1- Agree, I like Scott Bakula but his acting in Enterprise was terrible. But I doubt it was his fault. The writters could probably not make their mind about how the captain should be. And dont you complain about Janeway. She’s not my favorite captain by far but the actress managed to create a real character despite the writers cluelesness.
September 15th, 2009 at 22:44
@ JF:
10 – You’re right, she wasn’t the worst thing about Enterprise, that’s why she weighed in at # 10
8 – I agree that my interest was peeked when I first heard about a show relating to the first Enterprise ever, but that interest fades quickly unless the show keeps it going.
7 – I still believe he was miscast. He doesn’t feel like a security chief in any way.
6 – I never thought about it that way. But then, assuming you’ve seen the finale, how come Riker and Troy seem like the ones from the dimension/continuation we all know and love? Something’s not right one way or the other.
5 – Oh God no, this point I will not concede, the music is awful!
4 – Your 4 is my 3
3 – Yes, the actor who played Shran was perhaps the best actor on the show! Too bad he had blue skin and antennae
All I’m saying is that I’m fed up of skin tone and ridges masking humans into Aliens. It’s not Enterprise specifically, it’s all of Star Trek/Star Wars. After BattleStar Galactica and Firefly, it’s hard to go back…
1 – Janeway wasn’t bad, but she was far from Picard and so I saw her in a negative light for a long time. Now that I’ve experience Archer, I wouldn’t mind getting Janeway back at all
September 16th, 2009 at 03:33
OMG all of you out that dam Archer – he is by far the best captain – . The writers could probably not make their mind about how the captain should be. And I would think that that would be sooo fitting, after all the the fleet to go to space, you don’t know how you would be. Yes he was “so confused about whether to be an angry, vengeful war hero, a sympathetic, friendly father figure, or an insubordinate and whiny underling, that all three personas fell flat”. I disagree with the insubordinate and whiny underling – Archer was human and he had a humane relationship with his crew and they respected him totally. When he had to get mad he did and the crew paid attention to him.
Enterprise is the only Trek Ive seen all of, and to me its the best, you say you are sick of human aliens, well I totally dont like that the other treks are full of aliens that is what sooooo turned me off all the other treks and why I like Ent the best.

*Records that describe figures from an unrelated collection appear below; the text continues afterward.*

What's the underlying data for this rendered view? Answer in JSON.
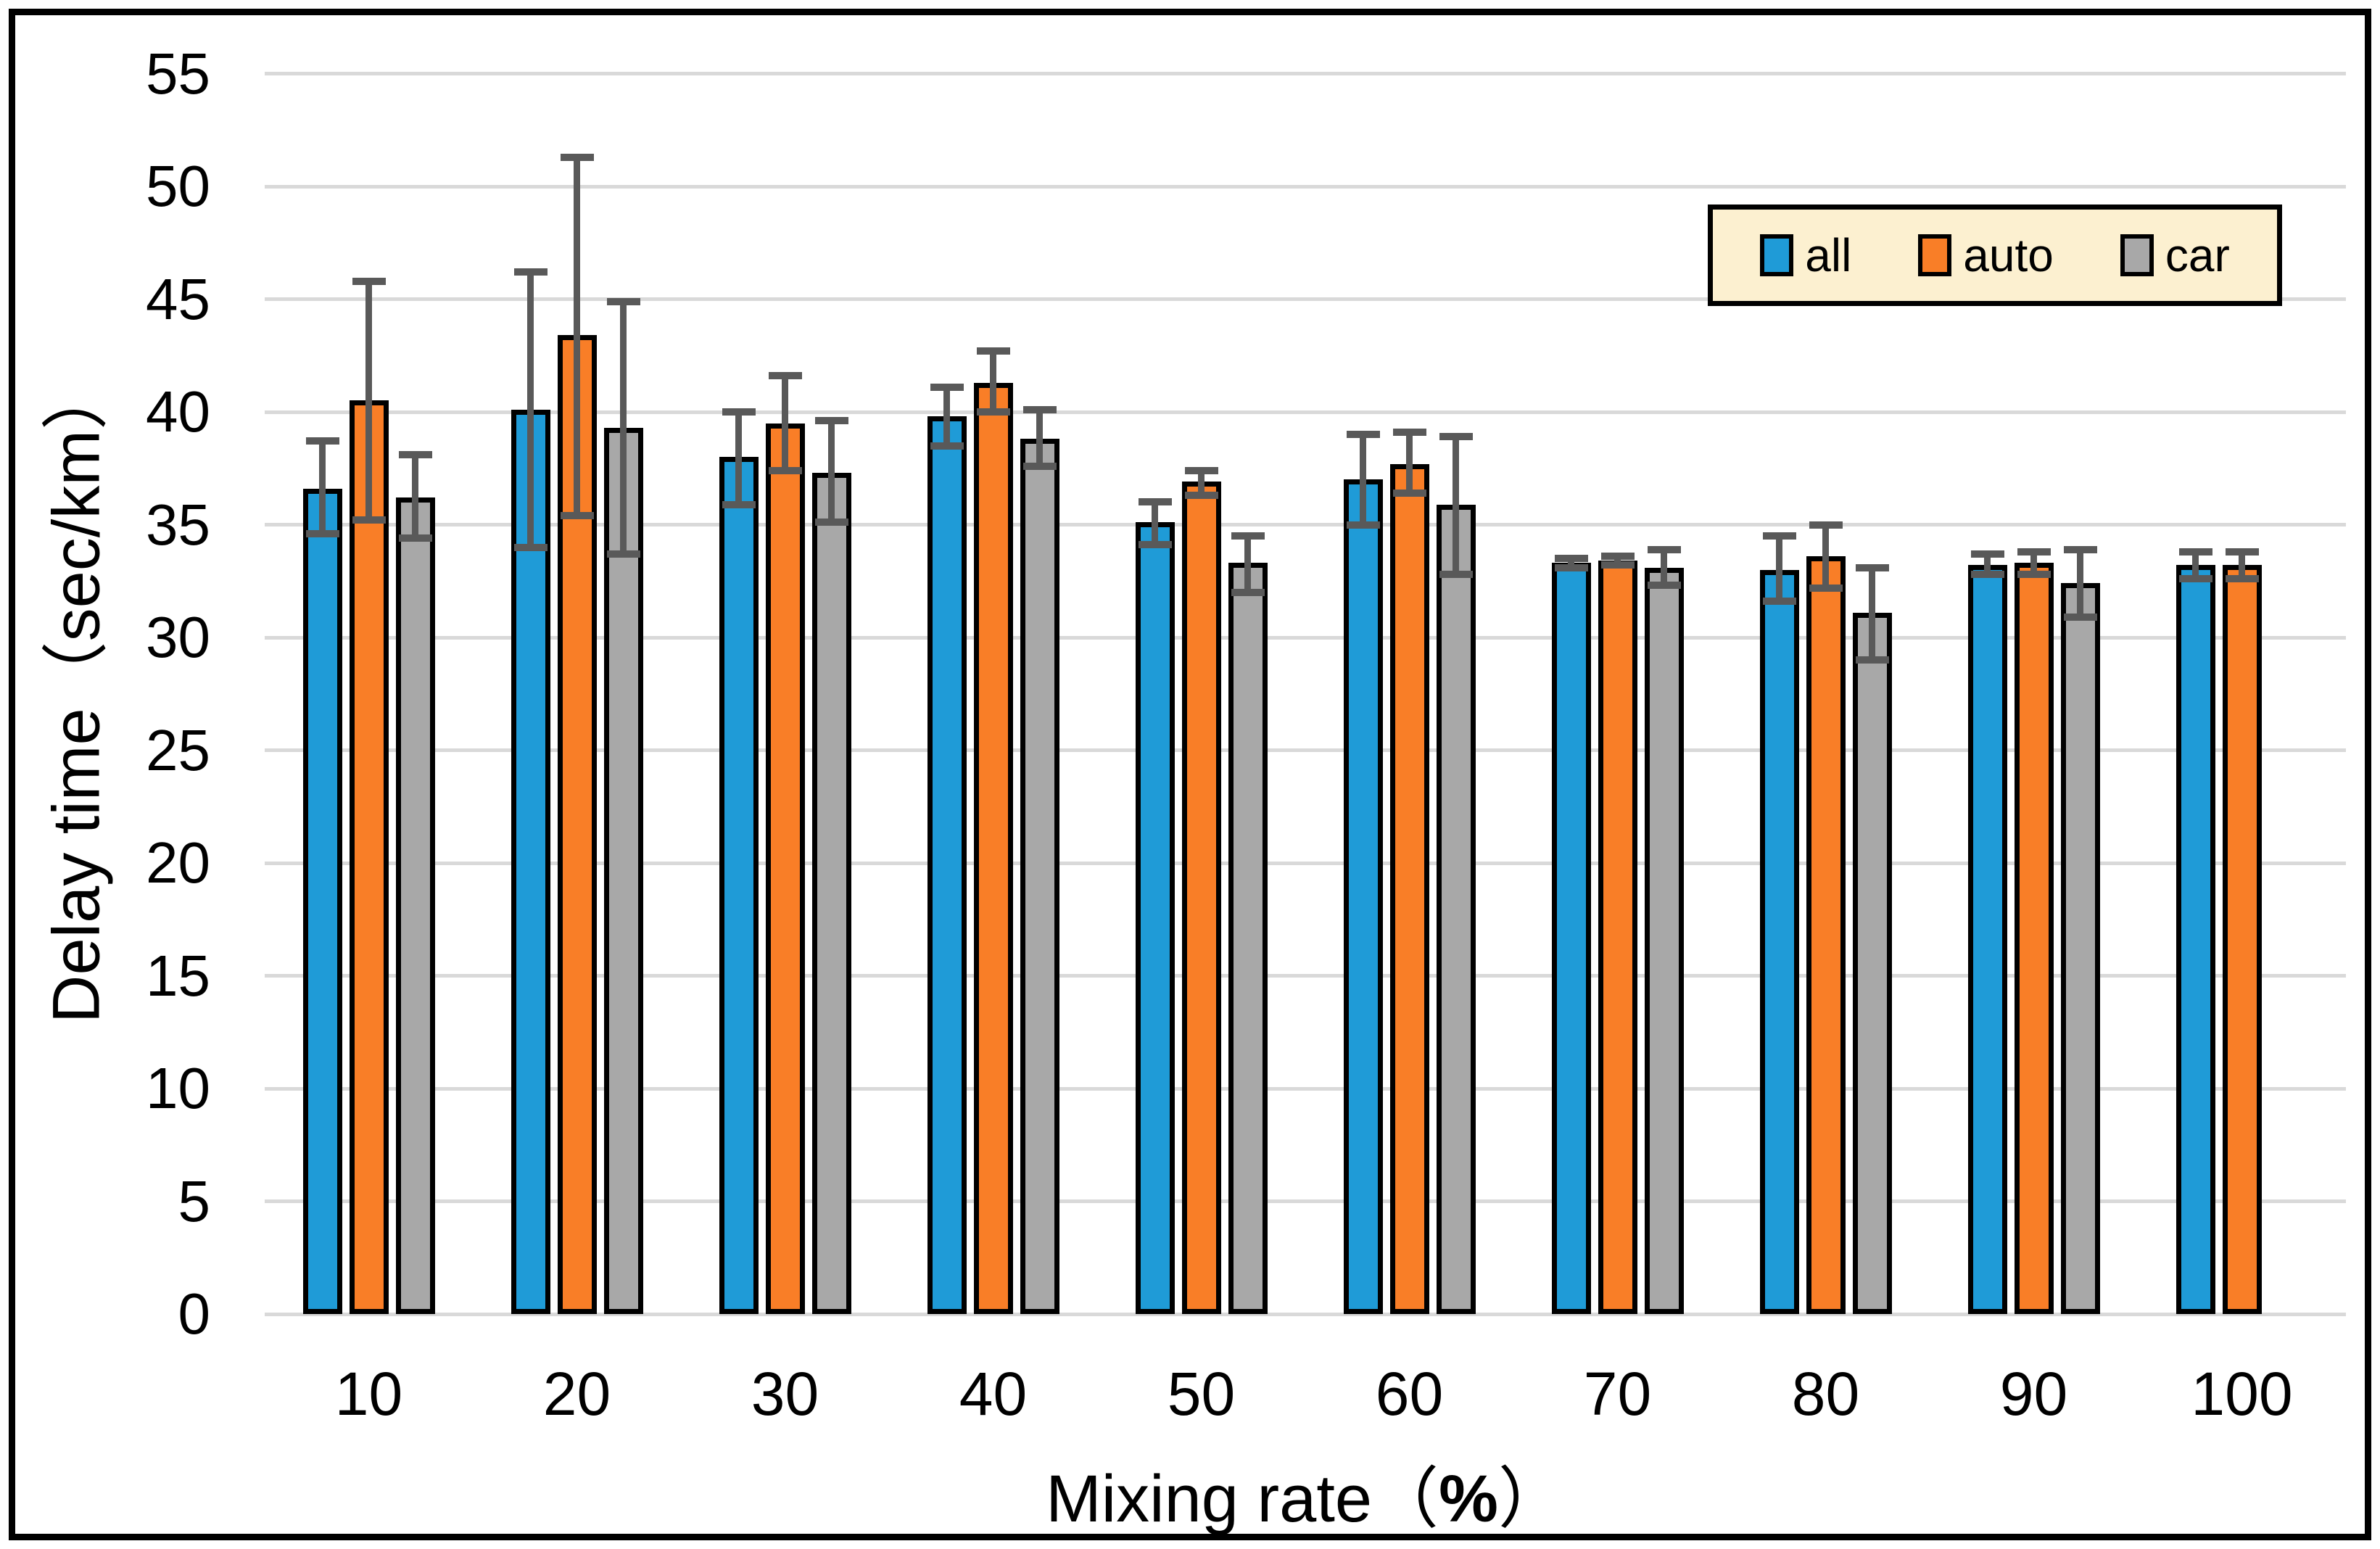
{
  "figure": {
    "background": "#FFFFFF",
    "border_color": "#000000"
  },
  "legend": {
    "background": "#FCF0D0",
    "border_color": "#000000",
    "position": "top-right"
  },
  "chart_data": {
    "type": "bar",
    "title": "",
    "ylabel": "Delay time（sec/km）",
    "xlabel_text": "Mixing rate",
    "xlabel_open_paren": "（",
    "xlabel_percent": "%",
    "xlabel_close_paren": "）",
    "x_categories": [
      "10",
      "20",
      "30",
      "40",
      "50",
      "60",
      "70",
      "80",
      "90",
      "100"
    ],
    "y_ticks": [
      0,
      5,
      10,
      15,
      20,
      25,
      30,
      35,
      40,
      45,
      50,
      55
    ],
    "ylim": [
      0,
      55
    ],
    "grid": "horizontal gridlines on",
    "gridline_color": "#D9D9D9",
    "error_bar_color": "#595959",
    "bar_outline_color": "#000000",
    "legend_position": "top-right inside plot",
    "series": [
      {
        "name": "all",
        "color": "#1F9BD7",
        "values": [
          36.6,
          40.1,
          38.0,
          39.8,
          35.1,
          37.0,
          33.3,
          33.0,
          33.2,
          33.2
        ],
        "error_plus": [
          2.1,
          6.1,
          2.0,
          1.3,
          0.9,
          2.0,
          0.2,
          1.5,
          0.5,
          0.6
        ],
        "error_minus": [
          2.0,
          6.1,
          2.1,
          1.3,
          1.0,
          2.0,
          0.2,
          1.4,
          0.4,
          0.6
        ]
      },
      {
        "name": "auto",
        "color": "#F97E27",
        "values": [
          40.5,
          43.4,
          39.5,
          41.3,
          36.9,
          37.7,
          33.4,
          33.6,
          33.3,
          33.2
        ],
        "error_plus": [
          5.3,
          7.9,
          2.1,
          1.4,
          0.5,
          1.4,
          0.2,
          1.4,
          0.5,
          0.6
        ],
        "error_minus": [
          5.3,
          8.0,
          2.1,
          1.3,
          0.6,
          1.3,
          0.2,
          1.4,
          0.5,
          0.6
        ]
      },
      {
        "name": "car",
        "color": "#A8A8A8",
        "values": [
          36.2,
          39.3,
          37.3,
          38.8,
          33.3,
          35.9,
          33.1,
          31.1,
          32.4,
          null
        ],
        "error_plus": [
          1.9,
          5.6,
          2.3,
          1.3,
          1.2,
          3.0,
          0.8,
          2.0,
          1.5,
          null
        ],
        "error_minus": [
          1.8,
          5.6,
          2.2,
          1.2,
          1.3,
          3.1,
          0.8,
          2.1,
          1.5,
          null
        ]
      }
    ]
  }
}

As for captain Janeway theres nothing wrong with her either.
as for the music for ENT I agree with bigJF the music and song are great, totally different from the other treks which also makes it great.
September 16th, 2009 at 03:34
meant to say ‘all of yu out there that dam Archer’
September 16th, 2009 at 07:45
@ back4more:
To each his own I guess. Some people like bipolar captains and some don’t. But sorry, that song is not debatable, totally sucks
September 16th, 2009 at 23:01
why are you even speaking about a st that is not ng?
September 18th, 2009 at 08:34
I didn’t think Voyager was all that bad either honestly
January 24th, 2012 at 19:19
Malcolm Reed was written so badly–remember the episode where nobody knows anything about him, even his parents? How is anybody supposed to relate to that or give a damn? Just terrible. The acting didn’t help. Anthony Montgomery was terrible too. I surprised there was no mention of Trip though! He was a terrible character! His claim to fame was that he was a clueless hick, with the occasional exception of when he talked about warp-cores or something. Just terrible.